Question

Is the set { x E |R^4: (x1-x2)^2 + x3^4 = 0} a subspace?

Answer 1

I understand that in order to prove whether it is a subspace, there needs to closure due to addition and multiplication, but I'm getting confused how to prove (or disprove) those two conditions.

Answer 2

The obvious condition that is met is the 'zero must be part of the set', which I just take all four values (x1,x2,x3,x4) to be zero.

Answer 3

Yes, it is, because both summand are positive, so each one has to be zero, which means x3 = 0 and x1 = x2

Answer 4

So, if (x1,x2,x3,x4) and (y1,y2,y3, y4) are in the set, so is x + y, because from x1 = x2 and y1 = y2 follows x1+y1 = x2 + y2

Answer 5

Analogously with multiplication with a scalar

Answer 6

oh, and x3 and y3 have to be zero, so x3 + y3 is zero to

Answer 7

o

Answer 8

the multiplication part I'm still not fully sure about, but addition seems to make sense.

Answer 9

ok :) say you have (x1,x2,x3,x4) in the set, and you multiply it by a scalar k of R, so you want to know if (kx1,kx2,kx3,kx4) is still in the set:

From x3 = 0 follows k*x3 = k*0 = 0

From x1 = x2 follows k*x1 = k*x2

So both conditions are fulfilled, and the element is in the set, and the set is therefore closed under scalar multiplication :)

Answer 10

so x3 can be a value that isn't zero in some cases so long as the summation of the two terms equals zero (x1-x2)^2 + x3^2 = 0, right?

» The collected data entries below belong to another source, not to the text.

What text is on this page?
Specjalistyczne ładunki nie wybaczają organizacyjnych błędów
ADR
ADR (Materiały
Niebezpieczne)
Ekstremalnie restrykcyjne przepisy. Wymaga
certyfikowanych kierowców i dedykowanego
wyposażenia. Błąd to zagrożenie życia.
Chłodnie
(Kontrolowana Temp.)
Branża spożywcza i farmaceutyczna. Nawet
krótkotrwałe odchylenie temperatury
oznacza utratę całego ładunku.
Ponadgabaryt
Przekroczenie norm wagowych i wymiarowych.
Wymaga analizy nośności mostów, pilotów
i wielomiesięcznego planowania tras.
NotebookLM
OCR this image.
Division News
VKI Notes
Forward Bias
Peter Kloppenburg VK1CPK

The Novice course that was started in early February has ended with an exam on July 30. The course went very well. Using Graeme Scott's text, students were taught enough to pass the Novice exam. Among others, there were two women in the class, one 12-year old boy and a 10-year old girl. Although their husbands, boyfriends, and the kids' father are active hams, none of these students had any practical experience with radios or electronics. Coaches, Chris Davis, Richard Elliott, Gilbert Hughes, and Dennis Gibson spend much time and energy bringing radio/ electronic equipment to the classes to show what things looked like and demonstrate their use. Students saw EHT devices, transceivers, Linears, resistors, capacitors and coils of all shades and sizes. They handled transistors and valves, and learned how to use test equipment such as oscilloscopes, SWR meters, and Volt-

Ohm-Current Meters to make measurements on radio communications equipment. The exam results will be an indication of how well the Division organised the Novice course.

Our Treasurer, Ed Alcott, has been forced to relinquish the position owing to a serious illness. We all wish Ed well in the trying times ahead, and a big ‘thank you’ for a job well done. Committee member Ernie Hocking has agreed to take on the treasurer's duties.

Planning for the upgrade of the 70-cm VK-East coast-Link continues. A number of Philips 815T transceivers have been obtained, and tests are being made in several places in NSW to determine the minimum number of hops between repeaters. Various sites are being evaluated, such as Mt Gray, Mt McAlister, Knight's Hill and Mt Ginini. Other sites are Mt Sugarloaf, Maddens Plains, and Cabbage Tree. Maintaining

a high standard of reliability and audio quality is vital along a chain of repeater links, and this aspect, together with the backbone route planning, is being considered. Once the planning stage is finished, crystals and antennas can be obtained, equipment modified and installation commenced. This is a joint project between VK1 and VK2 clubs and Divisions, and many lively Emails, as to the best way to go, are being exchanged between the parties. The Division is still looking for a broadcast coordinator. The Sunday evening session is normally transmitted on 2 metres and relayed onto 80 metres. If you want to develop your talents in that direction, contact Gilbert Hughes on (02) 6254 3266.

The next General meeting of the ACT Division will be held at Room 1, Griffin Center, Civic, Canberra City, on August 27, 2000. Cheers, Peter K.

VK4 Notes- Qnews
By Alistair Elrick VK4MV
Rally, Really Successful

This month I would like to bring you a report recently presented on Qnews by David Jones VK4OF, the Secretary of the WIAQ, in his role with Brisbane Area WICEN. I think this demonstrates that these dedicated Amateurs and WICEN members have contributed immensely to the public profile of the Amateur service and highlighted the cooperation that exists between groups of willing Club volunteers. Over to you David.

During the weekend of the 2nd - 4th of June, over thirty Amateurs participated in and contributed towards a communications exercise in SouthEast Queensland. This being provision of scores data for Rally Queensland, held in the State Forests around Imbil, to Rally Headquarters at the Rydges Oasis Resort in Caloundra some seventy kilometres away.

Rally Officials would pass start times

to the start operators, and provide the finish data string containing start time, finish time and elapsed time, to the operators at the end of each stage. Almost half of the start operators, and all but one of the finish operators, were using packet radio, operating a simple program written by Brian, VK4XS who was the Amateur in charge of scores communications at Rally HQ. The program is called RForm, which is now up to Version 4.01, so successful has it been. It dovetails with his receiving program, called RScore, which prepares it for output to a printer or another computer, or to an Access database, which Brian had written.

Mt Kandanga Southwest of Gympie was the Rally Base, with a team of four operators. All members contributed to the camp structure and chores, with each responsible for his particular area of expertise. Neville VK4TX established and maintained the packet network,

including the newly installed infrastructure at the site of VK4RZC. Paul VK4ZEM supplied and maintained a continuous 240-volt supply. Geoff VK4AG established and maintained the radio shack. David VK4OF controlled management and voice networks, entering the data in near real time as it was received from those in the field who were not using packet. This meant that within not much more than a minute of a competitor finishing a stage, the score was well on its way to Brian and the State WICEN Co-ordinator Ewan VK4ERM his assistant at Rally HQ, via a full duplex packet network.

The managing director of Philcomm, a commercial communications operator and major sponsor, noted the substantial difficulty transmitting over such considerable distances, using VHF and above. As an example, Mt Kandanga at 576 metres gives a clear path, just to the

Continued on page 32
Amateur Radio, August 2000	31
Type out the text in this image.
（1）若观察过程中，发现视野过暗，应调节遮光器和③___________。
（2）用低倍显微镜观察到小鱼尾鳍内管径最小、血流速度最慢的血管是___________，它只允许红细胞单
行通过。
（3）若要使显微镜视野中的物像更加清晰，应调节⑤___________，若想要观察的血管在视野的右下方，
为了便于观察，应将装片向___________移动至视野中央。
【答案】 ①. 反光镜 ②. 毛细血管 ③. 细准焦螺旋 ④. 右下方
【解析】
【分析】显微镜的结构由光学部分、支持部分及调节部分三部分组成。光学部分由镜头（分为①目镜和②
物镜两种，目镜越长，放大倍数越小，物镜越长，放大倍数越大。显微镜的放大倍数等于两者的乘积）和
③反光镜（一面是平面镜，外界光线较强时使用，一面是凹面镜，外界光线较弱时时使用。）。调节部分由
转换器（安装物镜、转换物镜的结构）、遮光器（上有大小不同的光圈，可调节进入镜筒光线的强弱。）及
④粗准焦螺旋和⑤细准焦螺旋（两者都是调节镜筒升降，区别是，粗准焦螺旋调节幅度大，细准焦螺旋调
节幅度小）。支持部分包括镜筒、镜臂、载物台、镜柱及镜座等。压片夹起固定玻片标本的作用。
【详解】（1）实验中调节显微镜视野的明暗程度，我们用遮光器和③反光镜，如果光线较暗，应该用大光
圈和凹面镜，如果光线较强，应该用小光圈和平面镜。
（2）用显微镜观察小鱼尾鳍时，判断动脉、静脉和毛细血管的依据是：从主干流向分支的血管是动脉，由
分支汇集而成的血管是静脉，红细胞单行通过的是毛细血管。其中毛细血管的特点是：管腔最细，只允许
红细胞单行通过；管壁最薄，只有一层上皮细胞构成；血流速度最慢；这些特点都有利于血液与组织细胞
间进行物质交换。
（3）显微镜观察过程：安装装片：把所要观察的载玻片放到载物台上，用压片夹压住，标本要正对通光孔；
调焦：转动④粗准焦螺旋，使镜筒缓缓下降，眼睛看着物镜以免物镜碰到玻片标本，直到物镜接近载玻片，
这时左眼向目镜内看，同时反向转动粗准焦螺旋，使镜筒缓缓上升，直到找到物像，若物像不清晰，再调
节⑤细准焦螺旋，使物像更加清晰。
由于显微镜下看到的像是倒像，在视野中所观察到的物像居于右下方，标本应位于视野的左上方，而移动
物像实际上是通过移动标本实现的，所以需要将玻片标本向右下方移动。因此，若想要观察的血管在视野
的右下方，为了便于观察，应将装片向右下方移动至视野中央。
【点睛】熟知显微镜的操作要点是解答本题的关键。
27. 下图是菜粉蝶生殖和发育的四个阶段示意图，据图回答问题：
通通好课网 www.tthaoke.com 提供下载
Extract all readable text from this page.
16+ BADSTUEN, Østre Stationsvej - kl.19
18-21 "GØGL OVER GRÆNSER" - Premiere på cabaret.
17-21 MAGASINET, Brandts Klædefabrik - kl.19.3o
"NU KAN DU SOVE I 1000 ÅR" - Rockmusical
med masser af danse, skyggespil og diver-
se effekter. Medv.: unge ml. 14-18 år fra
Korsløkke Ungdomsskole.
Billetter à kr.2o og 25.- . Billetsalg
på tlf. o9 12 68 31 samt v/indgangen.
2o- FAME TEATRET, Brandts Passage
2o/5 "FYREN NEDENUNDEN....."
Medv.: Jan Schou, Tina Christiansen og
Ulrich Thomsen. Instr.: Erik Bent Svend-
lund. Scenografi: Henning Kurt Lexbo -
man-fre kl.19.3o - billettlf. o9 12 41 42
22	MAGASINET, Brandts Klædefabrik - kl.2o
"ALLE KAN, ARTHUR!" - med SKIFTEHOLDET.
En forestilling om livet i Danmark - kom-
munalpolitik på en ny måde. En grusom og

And thank you so much for helping me!

Answer 11

Yeah, but the thing is x3 HAS to be 0, because because x3^4 and (x1-x2)^2 will ALWAYS be positive (as it is a square), and the only way to positive numbers add up to zero, is if they are both zero

Answer 12

That makes sense, thank you very much! :) Any chance I could post one more similar question that you could look at?

Answer 13

Sure, mate :) it will be my pleasure

Answer 14

Thanks a lot! I don't quite get James' answer very well, so that'd be awesome!